I'm very visually-oriented. So I like to lay out the pieces, where possible, before doing any joining in a project such as this one. So before building the corners, we formed a temporary corner by laying out the landscape timbers (one 4-footer and one 8-footer, placed so as to form an elbow) in the corner area. The string and stakes were still in place, so that we could double-check ourselves.
This is an especially helpful step for those of us who are absent-minded. For example, it would have been easy for us to forget that we needed to build the corner in such a way that it would come out 4 feet 3 inches away from the fence (measuring to the outer face of the landscape timber), rather than just 4 feet. Exactly how you join the two landscape timbers together to form a corner determines whether or not you stay true to that measurement.

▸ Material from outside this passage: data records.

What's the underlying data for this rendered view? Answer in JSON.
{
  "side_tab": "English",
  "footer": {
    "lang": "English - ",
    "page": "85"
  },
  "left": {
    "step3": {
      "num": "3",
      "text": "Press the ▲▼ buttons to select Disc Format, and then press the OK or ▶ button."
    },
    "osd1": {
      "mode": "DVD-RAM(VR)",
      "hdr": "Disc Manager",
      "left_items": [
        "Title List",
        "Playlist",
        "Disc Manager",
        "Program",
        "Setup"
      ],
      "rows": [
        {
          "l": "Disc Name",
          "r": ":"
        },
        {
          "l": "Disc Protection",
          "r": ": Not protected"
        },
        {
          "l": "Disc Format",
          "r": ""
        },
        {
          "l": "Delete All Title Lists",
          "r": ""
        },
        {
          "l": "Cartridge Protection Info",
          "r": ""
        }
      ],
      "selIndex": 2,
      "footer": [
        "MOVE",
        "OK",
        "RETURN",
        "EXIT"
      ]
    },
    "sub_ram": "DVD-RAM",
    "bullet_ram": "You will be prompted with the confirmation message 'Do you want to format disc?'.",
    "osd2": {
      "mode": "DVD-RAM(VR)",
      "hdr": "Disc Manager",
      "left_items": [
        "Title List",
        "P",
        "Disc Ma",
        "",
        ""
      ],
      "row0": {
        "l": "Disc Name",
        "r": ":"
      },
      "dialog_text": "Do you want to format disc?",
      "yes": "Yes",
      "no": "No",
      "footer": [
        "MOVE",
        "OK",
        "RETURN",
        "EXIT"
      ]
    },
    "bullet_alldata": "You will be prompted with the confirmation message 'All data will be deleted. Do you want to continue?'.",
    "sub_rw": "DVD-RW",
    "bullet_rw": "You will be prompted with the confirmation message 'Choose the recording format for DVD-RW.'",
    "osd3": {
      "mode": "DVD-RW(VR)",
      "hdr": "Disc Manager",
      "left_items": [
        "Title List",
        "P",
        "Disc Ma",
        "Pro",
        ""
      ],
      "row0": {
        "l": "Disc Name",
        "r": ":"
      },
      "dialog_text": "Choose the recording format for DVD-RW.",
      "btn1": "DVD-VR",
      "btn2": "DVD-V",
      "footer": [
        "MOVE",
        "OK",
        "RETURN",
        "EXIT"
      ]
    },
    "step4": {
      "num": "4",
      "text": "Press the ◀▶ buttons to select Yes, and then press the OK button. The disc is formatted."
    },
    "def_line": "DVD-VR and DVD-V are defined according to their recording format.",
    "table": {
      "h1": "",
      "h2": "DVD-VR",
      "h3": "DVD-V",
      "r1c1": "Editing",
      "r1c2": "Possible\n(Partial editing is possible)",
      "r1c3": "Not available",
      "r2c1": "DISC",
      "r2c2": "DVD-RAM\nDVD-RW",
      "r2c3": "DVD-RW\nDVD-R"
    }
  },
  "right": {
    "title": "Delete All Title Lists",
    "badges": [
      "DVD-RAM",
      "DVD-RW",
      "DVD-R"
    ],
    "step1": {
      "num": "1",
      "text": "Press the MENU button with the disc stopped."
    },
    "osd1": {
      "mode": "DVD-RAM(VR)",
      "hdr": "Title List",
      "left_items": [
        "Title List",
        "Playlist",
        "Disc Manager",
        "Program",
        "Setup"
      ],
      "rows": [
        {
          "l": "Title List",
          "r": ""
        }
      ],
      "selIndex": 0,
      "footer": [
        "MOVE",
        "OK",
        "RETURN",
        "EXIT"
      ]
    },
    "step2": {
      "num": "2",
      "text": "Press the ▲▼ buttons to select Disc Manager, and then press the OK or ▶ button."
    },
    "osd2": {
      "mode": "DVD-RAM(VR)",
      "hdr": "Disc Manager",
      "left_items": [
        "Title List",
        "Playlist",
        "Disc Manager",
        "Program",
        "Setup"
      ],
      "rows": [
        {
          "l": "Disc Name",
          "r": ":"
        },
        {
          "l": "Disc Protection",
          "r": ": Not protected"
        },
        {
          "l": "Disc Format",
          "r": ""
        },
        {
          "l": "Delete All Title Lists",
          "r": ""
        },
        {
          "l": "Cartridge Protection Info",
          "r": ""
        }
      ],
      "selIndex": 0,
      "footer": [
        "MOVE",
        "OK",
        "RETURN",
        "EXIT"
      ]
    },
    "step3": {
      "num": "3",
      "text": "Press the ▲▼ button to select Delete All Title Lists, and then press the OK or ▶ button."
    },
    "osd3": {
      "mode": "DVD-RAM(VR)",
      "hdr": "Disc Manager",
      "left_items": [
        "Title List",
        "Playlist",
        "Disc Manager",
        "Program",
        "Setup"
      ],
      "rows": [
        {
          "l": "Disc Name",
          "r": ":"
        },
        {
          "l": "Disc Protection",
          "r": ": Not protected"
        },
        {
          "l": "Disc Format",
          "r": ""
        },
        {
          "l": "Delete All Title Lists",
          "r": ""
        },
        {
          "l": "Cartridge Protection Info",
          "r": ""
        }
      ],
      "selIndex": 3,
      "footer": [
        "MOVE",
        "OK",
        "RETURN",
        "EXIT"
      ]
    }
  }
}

Once you've verified that you are, indeed, on the right track, take the two landscape timbers back out to a spot where you can work with them more easily (assuming you have plants in the way in the border planting, as we did). Now use corner braces to join landscape timbers together to build a corner (picture). Galvanized corner braces are preferred, since they hold up better to the elements.
With the landscape timbers situated so as to form an elbow, we laid the corner brace in the "crook" of the elbow. To double-check that your landscape timbers are meeting at a right angle, use the carpenter's square. Then, using a drill, we simply screwed the corner brace into place. But if you encounter any resistance (as you may if you hit a knot), you can pre-drill a pilot hole.